DPYSL3, located on 5q32 and encoding a 62-kDa protein , has been gaining attention as a metastasis modulator ,. Interestingly, conflicting results have been reported in prostate and pancreatic cancer, implying that DPYSL3 has a diversity of functions among malignancies. In prostate cancer, the expression of both DPYSL3 mRNA and protein was inversely associated with lymph node metastasis and VEGF expression, and forced DPYSL3 expression in cell lines decreased metastasis in a mouse metastatic model . Alternatively, DPYSL3 promoted adhesion and migration in pancreatic cancer cells in vitro as well as metastasis in vivo via activation of other cell adhesion genes . In this study, the association between DPYSL3 expression and malignant behavior of GC was investigated.
First, the transcriptional status of DPYSL3 and potential interacting genes were evaluated in GC cell lines. The expression of DPYSL3 mRNA was heterogeneous in each GC cell line, and it showed a significant correlation with known tumor promoting factors (VEGF, FAK and EZR) -. These results indicated that DPYSL3 may be associated with the activation of cancer cell proliferation and metastasis, as is the case with pancreatic cancer. Following the experiments with GC cell lines, an expression analysis using surgical gastric tissues was conducted and provided important findings. DPYSL3 expression levels in patients with distant metastasis (stage IV) were significantly elevated compared with patients with localized GC (stage I-III), implying that DPYSL3 upregulation was an important determinant step in the GC progression. Consequently, high expression level of DPYSL3 mRNA in GC tissues was strongly associated with shortened survival and was identified as an independent prognostic factor. These results indicated that DPYSL3 upregulation may contribute to GC progression rather than carcinogenesis. Because DPYSL3 has been reported to play a role in cell adhesion and be a metastatic modulator, the correlations between expression status of DPYSL3 and metastasis were analyzed. Patients with upregulated DPYSL3 had a significantly higher prevalence of lymph node metastasis, overall distant metastasis and peritoneal dissemination, indicating that DPYSL3 is a metastasis facilitator of GC, and high expression of DPYSL3 may predict the metastatic behavior associated with an invasive GC phenotype.

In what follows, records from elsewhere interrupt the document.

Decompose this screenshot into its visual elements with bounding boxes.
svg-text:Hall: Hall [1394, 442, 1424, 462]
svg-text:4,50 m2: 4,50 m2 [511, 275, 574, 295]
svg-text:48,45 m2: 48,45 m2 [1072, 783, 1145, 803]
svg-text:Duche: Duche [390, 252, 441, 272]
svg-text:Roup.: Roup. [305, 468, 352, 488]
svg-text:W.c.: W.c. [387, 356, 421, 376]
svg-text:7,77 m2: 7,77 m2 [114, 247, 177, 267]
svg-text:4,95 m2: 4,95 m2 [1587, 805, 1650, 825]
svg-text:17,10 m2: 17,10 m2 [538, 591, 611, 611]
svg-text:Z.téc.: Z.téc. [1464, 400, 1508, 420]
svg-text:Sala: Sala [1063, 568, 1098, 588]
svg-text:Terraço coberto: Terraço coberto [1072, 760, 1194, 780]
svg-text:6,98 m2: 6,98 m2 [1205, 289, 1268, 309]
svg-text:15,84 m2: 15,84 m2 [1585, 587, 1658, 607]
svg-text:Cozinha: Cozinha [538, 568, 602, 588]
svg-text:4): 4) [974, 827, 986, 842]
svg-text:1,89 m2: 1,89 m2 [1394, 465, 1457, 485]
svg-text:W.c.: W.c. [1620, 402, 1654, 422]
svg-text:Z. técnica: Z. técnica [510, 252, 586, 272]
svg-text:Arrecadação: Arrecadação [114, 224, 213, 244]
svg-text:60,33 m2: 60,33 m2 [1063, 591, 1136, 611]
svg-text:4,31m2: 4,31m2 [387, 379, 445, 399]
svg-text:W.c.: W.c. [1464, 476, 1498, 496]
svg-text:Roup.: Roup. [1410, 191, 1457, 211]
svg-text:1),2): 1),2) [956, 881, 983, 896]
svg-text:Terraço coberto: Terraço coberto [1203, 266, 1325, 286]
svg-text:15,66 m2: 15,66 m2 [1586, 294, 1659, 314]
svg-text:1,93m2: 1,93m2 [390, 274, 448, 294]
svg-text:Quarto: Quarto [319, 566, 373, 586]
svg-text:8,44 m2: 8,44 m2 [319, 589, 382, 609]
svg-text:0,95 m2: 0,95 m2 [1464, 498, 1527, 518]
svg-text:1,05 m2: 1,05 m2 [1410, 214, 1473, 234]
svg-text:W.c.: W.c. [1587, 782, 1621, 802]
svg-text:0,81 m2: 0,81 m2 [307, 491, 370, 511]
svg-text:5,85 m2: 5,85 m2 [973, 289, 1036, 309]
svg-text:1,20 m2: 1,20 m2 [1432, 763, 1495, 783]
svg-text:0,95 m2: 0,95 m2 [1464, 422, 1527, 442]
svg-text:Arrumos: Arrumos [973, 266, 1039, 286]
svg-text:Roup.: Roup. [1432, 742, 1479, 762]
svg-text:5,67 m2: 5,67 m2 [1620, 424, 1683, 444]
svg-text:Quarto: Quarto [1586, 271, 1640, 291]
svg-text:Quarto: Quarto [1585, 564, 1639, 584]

Data from the expression analysis of interacting genes also support the hypothesis that DPYSL3 has an oncogenic function in GC as with pancreatic cancer .

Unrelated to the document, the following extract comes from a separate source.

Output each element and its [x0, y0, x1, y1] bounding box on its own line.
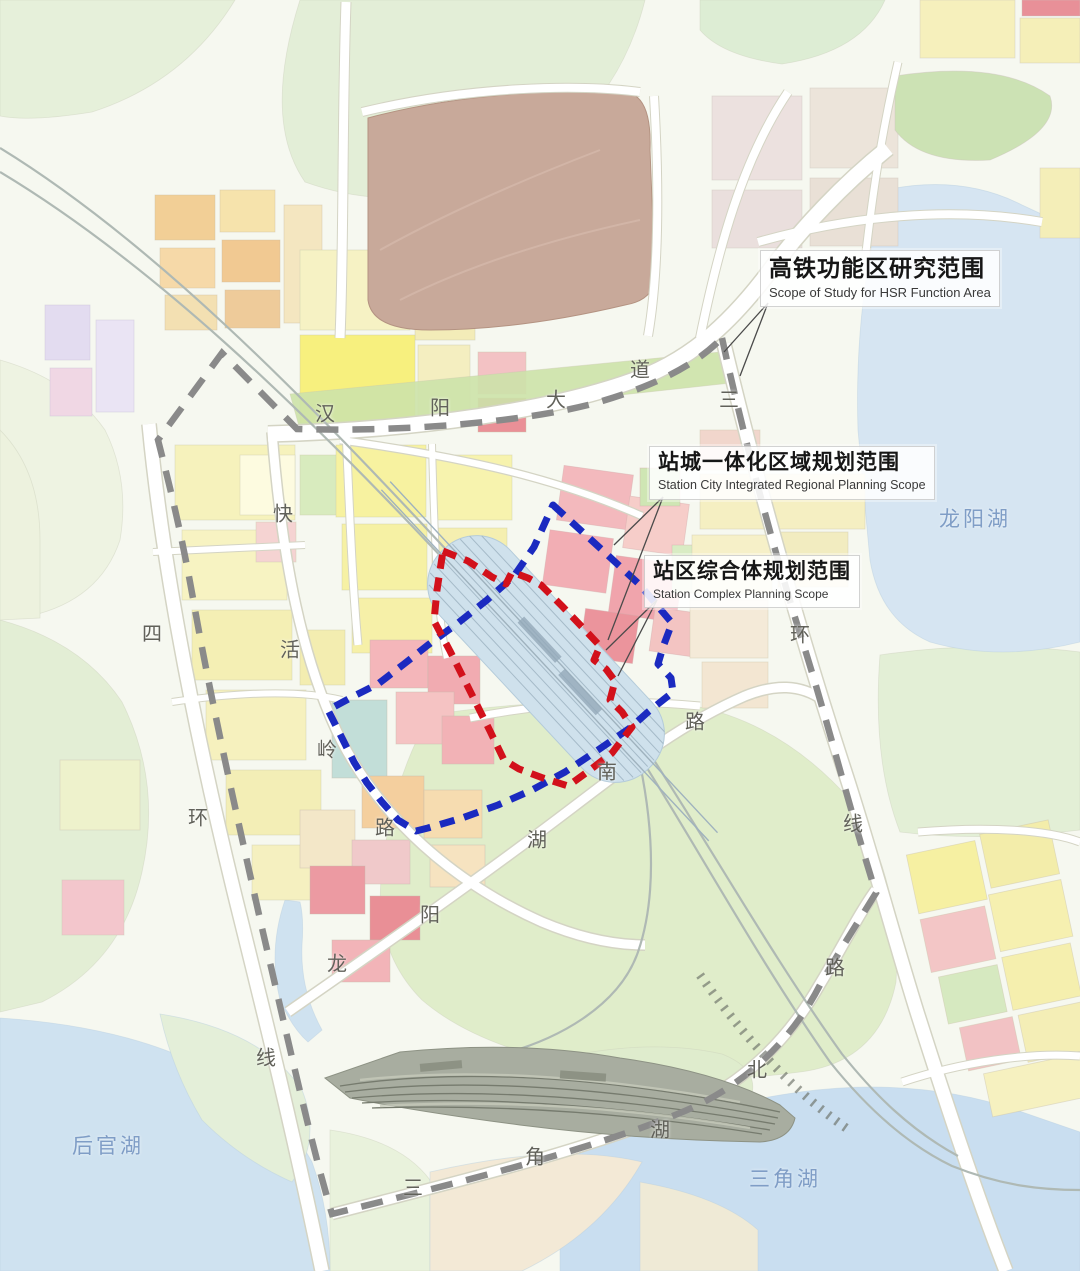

Because GC is considered a biologically heterogeneous disease, and genetic backgrounds can differ according to GC subtype -, a subgroup analysis was conducted. Expression status of DPYSL3 was similar across tumor location (entire, upper third, middle third and lower third). In addition, patients with high expression level of DPYSL3 mRNA in GCs tended to have a shorter survival both in patient groups of differentiated and undifferentiated GCs. These findings indicated that DPYSL3 acts similarly in all types of GC.
Although further investigation will be necessary to clarify the underlying molecular mechanism that connects DPYSL3 upregulation directly to malignant behavior, our findings may offer valuable insight for the specific management of GC patients. Taken together, DPYSL3 can be used in clinical practice as follows: 1) DPYSL3 expression levels in the biopsy tissue obtained using endoscopic surveillance samples may identify patients in need of intensive systemic treatment; and 2) DPYSL3 expression levels in the surgical specimen may be useful for the prediction of an adverse prognosis, also aiding in determining an appropriate therapeutic strategy.
DPYSL3 acts as a facilitator of malignant behavior of GC. High expression level of DPYSL3 in GC tissues may represent a promising biomarker for the malignant behavior of GC.
The authors thank Naoki Iwata for his support to collect clinical data.